Leadership Lessons from My Time at GS1 Canada
Tuesday was my last working day at GS1, and it was bittersweet for me because while I am embarking on an awesome new challenge (one I am excited about). I have very fond memories of my time at GS1.
Here are a couple of things I learnt
Be grateful for the barcode; it literally holds the economy up and saves your life every time you go to the hospital.
Leadership isn’t what you say or even how you say it; it is what you do. I have a pretty acute corporate BS detector, and boy, it was going off like Christmas lights when the pandemic hit. There were many companies laying off staff in the first week while winning new contracts and raising investment then releasing cookie-cutter statements on Linkedin about how “our people are our best resources” & “we had to make the most difficult decisions of our lives….”.

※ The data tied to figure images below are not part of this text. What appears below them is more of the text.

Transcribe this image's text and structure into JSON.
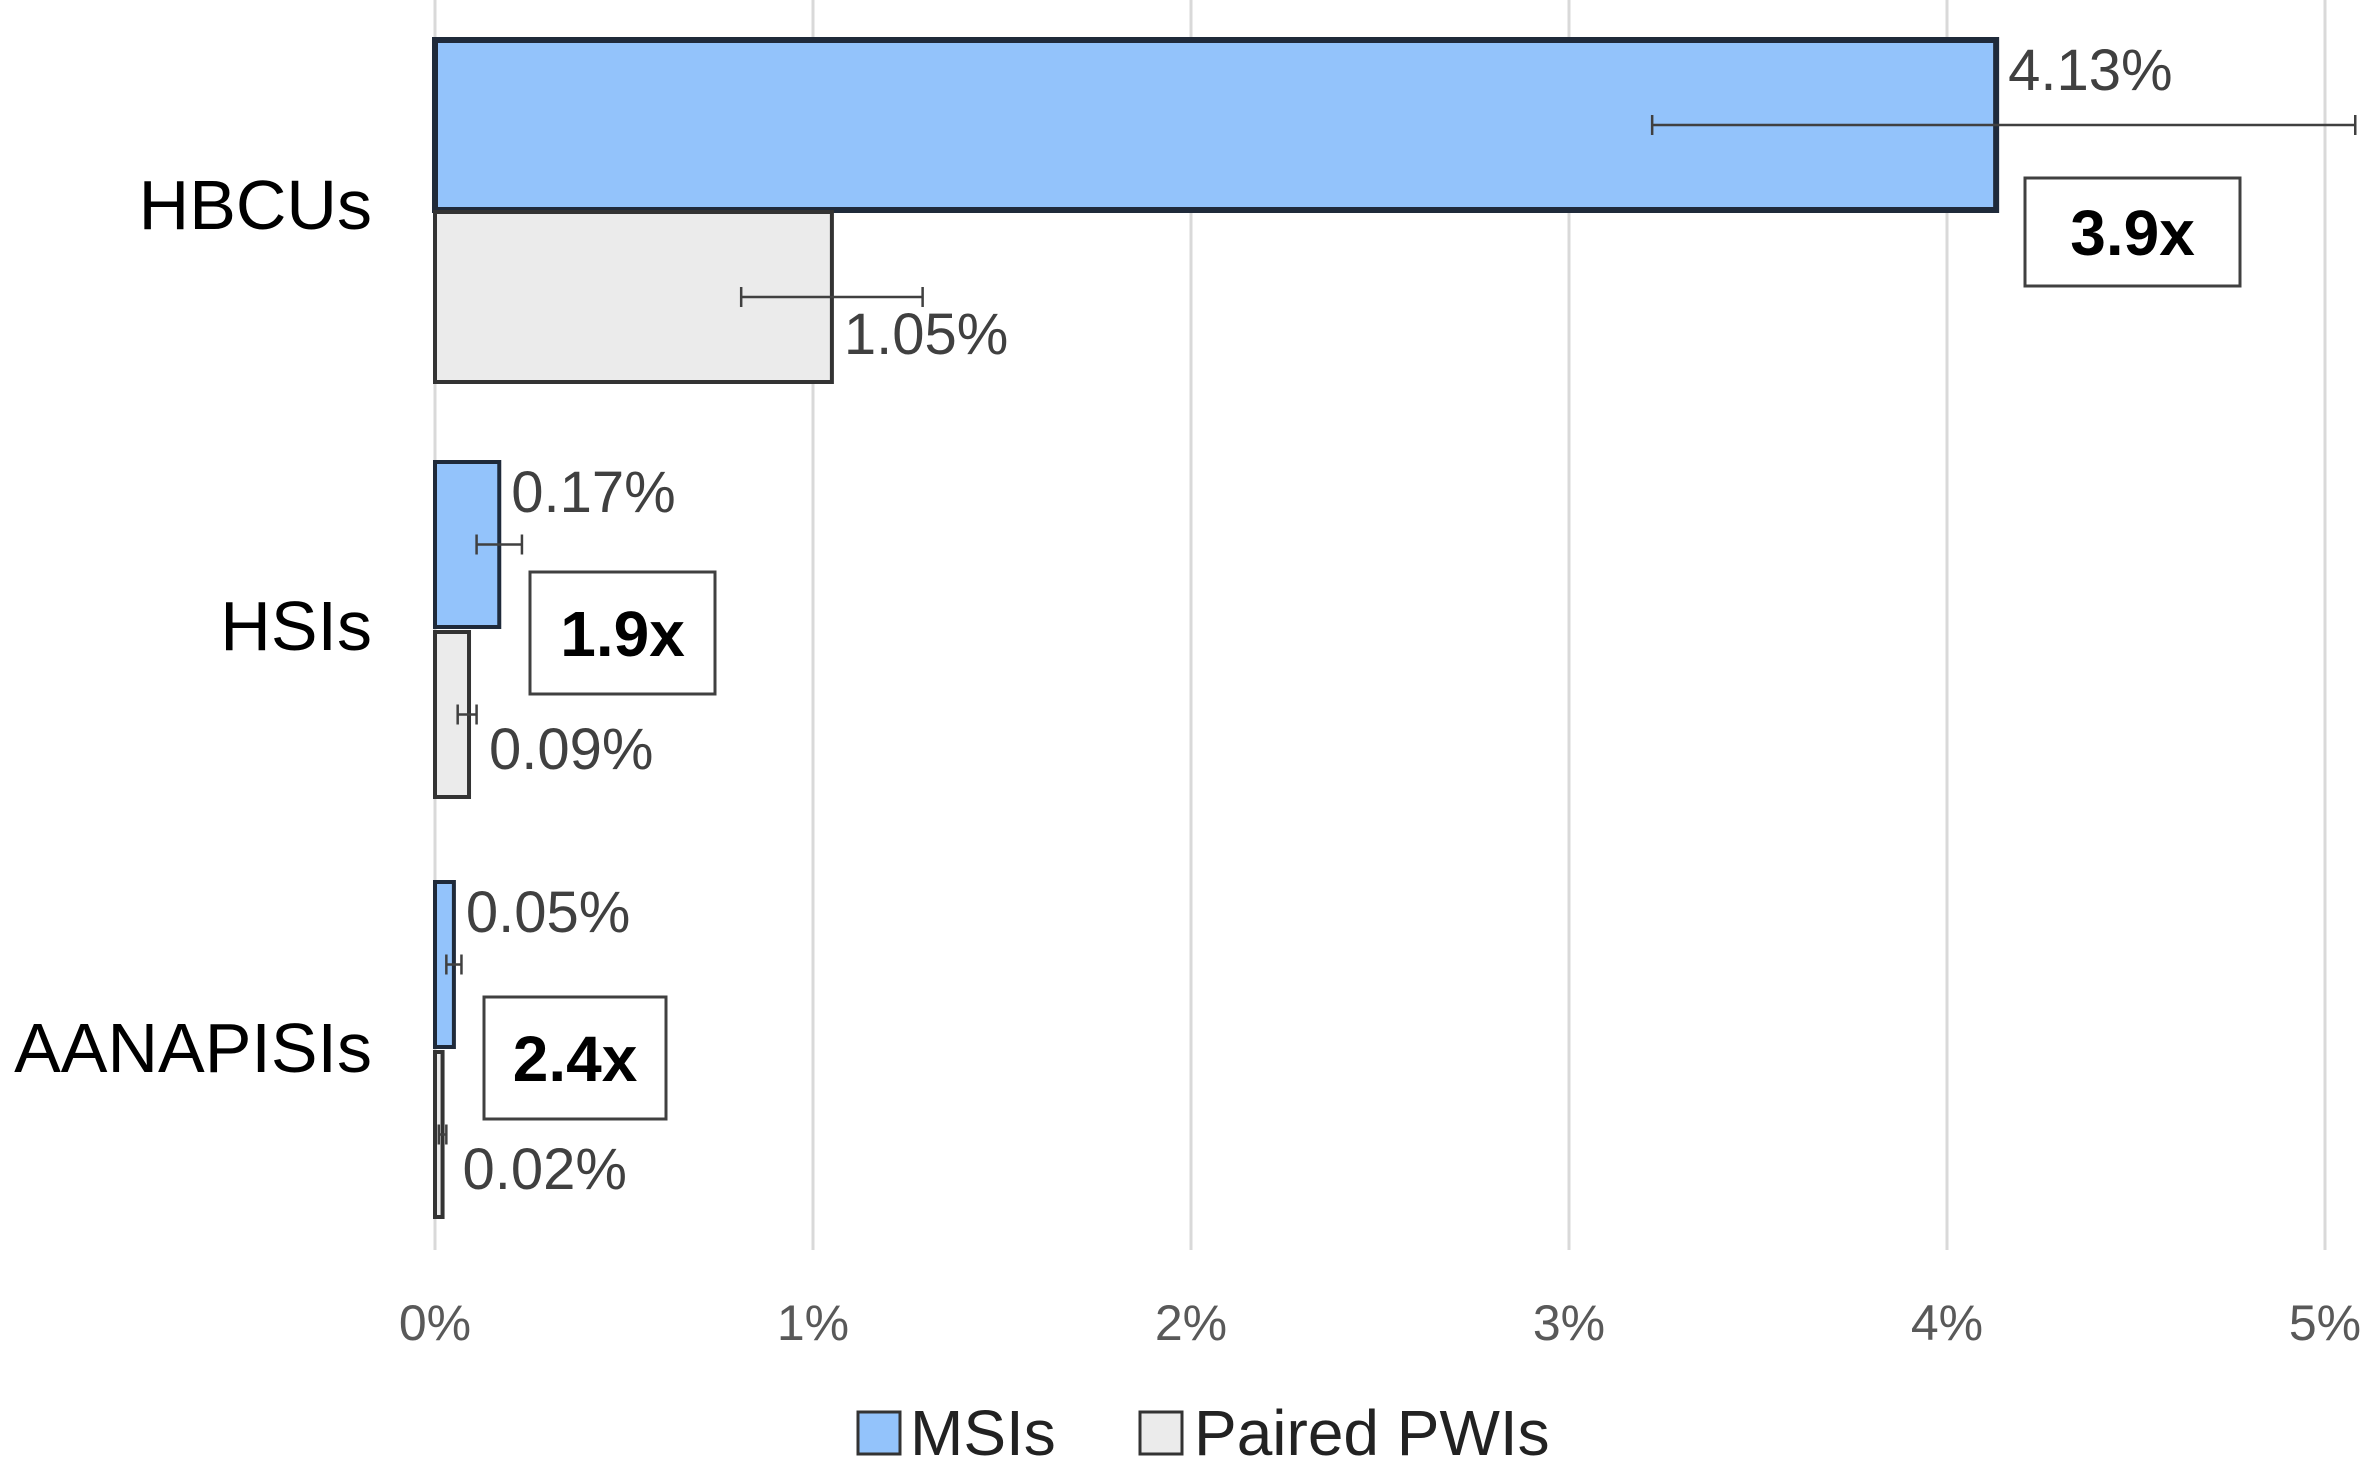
{
  "chart_data": {
    "type": "bar",
    "orientation": "horizontal",
    "title": "",
    "xlabel": "",
    "ylabel": "",
    "categories": [
      "HBCUs",
      "HSIs",
      "AANAPISIs"
    ],
    "xlim": [
      0,
      5
    ],
    "x_ticks": [
      0,
      1,
      2,
      3,
      4,
      5
    ],
    "x_tick_labels": [
      "0%",
      "1%",
      "2%",
      "3%",
      "4%",
      "5%"
    ],
    "grid": true,
    "legend_position": "bottom",
    "series": [
      {
        "name": "MSIs",
        "color": "#93c3fb",
        "values": [
          4.13,
          0.17,
          0.05
        ],
        "value_labels": [
          "4.13%",
          "0.17%",
          "0.05%"
        ],
        "error_low": [
          3.22,
          0.11,
          0.03
        ],
        "error_high": [
          5.08,
          0.23,
          0.07
        ]
      },
      {
        "name": "Paired PWIs",
        "color": "#ebebeb",
        "values": [
          1.05,
          0.09,
          0.02
        ],
        "value_labels": [
          "1.05%",
          "0.09%",
          "0.02%"
        ],
        "error_low": [
          0.81,
          0.06,
          0.01
        ],
        "error_high": [
          1.29,
          0.11,
          0.03
        ]
      }
    ],
    "ratio_labels": [
      "3.9x",
      "1.9x",
      "2.4x"
    ]
  }
}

I am a firm believer that authentic leadership is built on integrity, real integrity, not the posters on the walls nor the wallpapers, nor the compulsory “our Values” section on your website.
At GS1, I saw an authentic concern by executive leadership to support staff and teams through the Pandemic. I saw the power in saying, “I don’t have an answer, this is new for us, but we will do our best to find an answer,” and actually mean it. I believe people know when they are being gamed, and it is always best to say things as they are.
Build a culture around an aspirational mission: This seems trivial, but the implications are far-reaching. I got to work with some of the most passionate and driven individuals who were almost only focused on helping the collective achieve its goals.
This means office politics isn’t a factor as the goal is not to be a superstar. It means that the voice of the customer is what is most important. It means lively debates are about how to help ‘Us,’ which allows space for the best ideas to come from anywhere and anyone.
When in a crisis, it is better to over-communicate with your stakeholders & teams than the opposite: The human mind is a fantastic pattern-finding machine. So good that it sometimes creates links where none exist. If you look out your window long enough at night, you will see ghosts.
I believe rumours and conspiracy theories are artifacts of broken trust and a lack of information. Whatever the crisis is, never underestimate the power of frequent updates, town halls, fireside chats. Leadership is, after all, working for those you lead. Even though it is more work, there is value in holding your teams’ hands through a crisis, and I saw it pay off.
Sometimes the way to overcome inertia is to build a new boat: Organizations tend to become slower as they evolve. This ensures stability; however, in a quickly changing marketplace, disruption is always around the corner; you cannot afford to drown innovation in the waters of bureaucracy.
I worked on the team that worked on the crazy things that had too many unknowns and saw the change & impact that can be created by creating teams that essentially serve as consultants within the organization whose jobs are to ask ‘why? & why not?”.
Overall, working at GS1 was a fantastic growth experience for me, and I am grateful for the network I have built there and would be a proud member of the alumni club.